Il confronto finale è infine arrivato. Da una parte l'agente Pendergast, già visto in azione nei precedenti romanzi del duo Douglas Preston e Lincoln Child. Dall'altra parte il fratello di Pendergast, Diogenes, che condivide con lui i modi raffinati e un'intelligenza quasi sovrumana, votata però al male più assoluto.
Accennato a più riprese nel corso dei precedenti romanzi, alcuni dei quali assolutamente interlocutori come il precedente (e non particolarmente memorabile) Dossier Brimstone, il duello tra i fratelli Pendergast esplode dunque nell'episodio centrale di questa trilogia, dedicata dal duo di autori al loro personaggio più riuscito.
La trama è all'apparenza semplice: gli amici e i conoscenti dell'agente Pendergast iniziano a morire in modo misterioso. Non occorre molto tempo per capire che la mano dietro a questi omicidi è proprio quella di Diogenes, anche se questa perfida vendetta personale sarà solo la punta dell'iceberg di un piano assai più complesso.
Rispetto agli episodi centrali di altre trilogie, La danza della morte soffre meno della "sindrome da cerniera", per cui la vicenda è letteralmente senza capo né coda e diventa pienamente fruibile solo accostandole anche il primo e il terzo episodio. Qui invece la storia è compiuta in sé e ha una conclusione soddisfacente, anche se ovviamente il finale resta aperto per lasciare spazio al terzo episodio, Il libro dei morti, di prossima uscita. Ciò detto, La danza della morte è un libro che riprende una marea di personaggi tratti da altre opere di Preston & Child, e per goderne appieno è consigliato dunque aver letto prima gli altri romanzi, anche quelli in cui Pendergast non compare come protagonista.

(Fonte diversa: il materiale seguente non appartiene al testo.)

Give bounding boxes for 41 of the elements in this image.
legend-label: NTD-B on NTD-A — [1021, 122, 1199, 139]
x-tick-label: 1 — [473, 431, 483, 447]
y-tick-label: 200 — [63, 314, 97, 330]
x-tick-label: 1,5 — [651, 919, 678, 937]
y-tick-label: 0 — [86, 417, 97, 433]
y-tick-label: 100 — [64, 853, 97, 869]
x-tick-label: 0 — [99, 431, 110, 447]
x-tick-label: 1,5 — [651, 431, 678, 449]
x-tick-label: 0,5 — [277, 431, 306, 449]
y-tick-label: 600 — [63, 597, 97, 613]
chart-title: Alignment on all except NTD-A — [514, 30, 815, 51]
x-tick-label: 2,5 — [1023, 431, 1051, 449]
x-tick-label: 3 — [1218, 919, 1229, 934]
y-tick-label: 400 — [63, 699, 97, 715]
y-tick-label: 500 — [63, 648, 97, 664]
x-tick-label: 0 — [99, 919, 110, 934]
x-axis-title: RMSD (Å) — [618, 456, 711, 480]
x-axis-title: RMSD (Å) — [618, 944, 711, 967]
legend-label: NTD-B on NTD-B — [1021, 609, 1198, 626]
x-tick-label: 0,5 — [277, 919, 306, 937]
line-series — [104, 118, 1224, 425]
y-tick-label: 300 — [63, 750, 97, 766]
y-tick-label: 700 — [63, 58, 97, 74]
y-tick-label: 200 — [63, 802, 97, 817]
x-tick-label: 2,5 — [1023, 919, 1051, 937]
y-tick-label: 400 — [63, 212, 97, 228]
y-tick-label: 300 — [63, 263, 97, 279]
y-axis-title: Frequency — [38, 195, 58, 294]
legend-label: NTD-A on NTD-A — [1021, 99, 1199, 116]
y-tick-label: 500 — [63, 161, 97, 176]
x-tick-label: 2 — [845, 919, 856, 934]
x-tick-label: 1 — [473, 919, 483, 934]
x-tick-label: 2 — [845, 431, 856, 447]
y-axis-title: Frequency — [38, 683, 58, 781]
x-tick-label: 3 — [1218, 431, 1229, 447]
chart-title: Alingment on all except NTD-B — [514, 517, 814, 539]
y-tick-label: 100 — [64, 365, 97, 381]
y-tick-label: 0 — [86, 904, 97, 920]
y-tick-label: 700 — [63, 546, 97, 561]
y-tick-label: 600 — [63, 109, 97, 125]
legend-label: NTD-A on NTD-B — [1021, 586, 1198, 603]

E sempre a proposito di questo agente speciale, il duo di autori lo consacra nel presente romanzo come la perfetta sintesi di tutti i suoi predecessori più archetipici. Pendergast ha l'intelligenza inumana di un detective alla Sherlock Holmes, i modi quasi pomposi di un Poirot, ma anche capacità di travestirsi e sapersela cavare in qualsiasi situazione che lo avvicinano a James Bond e in generale agli eroi delle riviste pulp. Nonostante questa evoluzione del personaggio, che vira decisamente verso l'avventuroso e abbandona progressivamente il realismo, Pendergast ci viene qui mostrato per la prima volta in tutta la sua umanità: abbandonati per qualche istante il suo distacco e i modi raffinati da gentiluomo del sud, arriverà a conoscere l'amore - per quanto di sfuggita - e addirittura a fare una solenne sfuriata con il fratello: l'unico al mondo, probabilmente, capace di fargli perdere le staffe.
Preston & Child nei loro ultimi romanzi hanno reinventato il feuilletton ottocentesco, rivisitandolo alla luce del thriller contemporaneo. L'operazione può dirsi felicemente riuscita e porta quasi alla definizione di un nuovo genere in cui si mescolano avventura e poliziesco, erudizione e serialità (il "techno-feuilletton"...?). Certo, come in ogni romanzo d'appendice che si rispetti, bisogna essere disposti a concedere ampi margini alla propria sospensione dell'incredulità e non stupirsi se si incontrano situazioni romanzesche e personaggi che gli anglosassoni chiamano larger than life... ma se si è disposti a saltare in giostra, il divertimento è assicurato.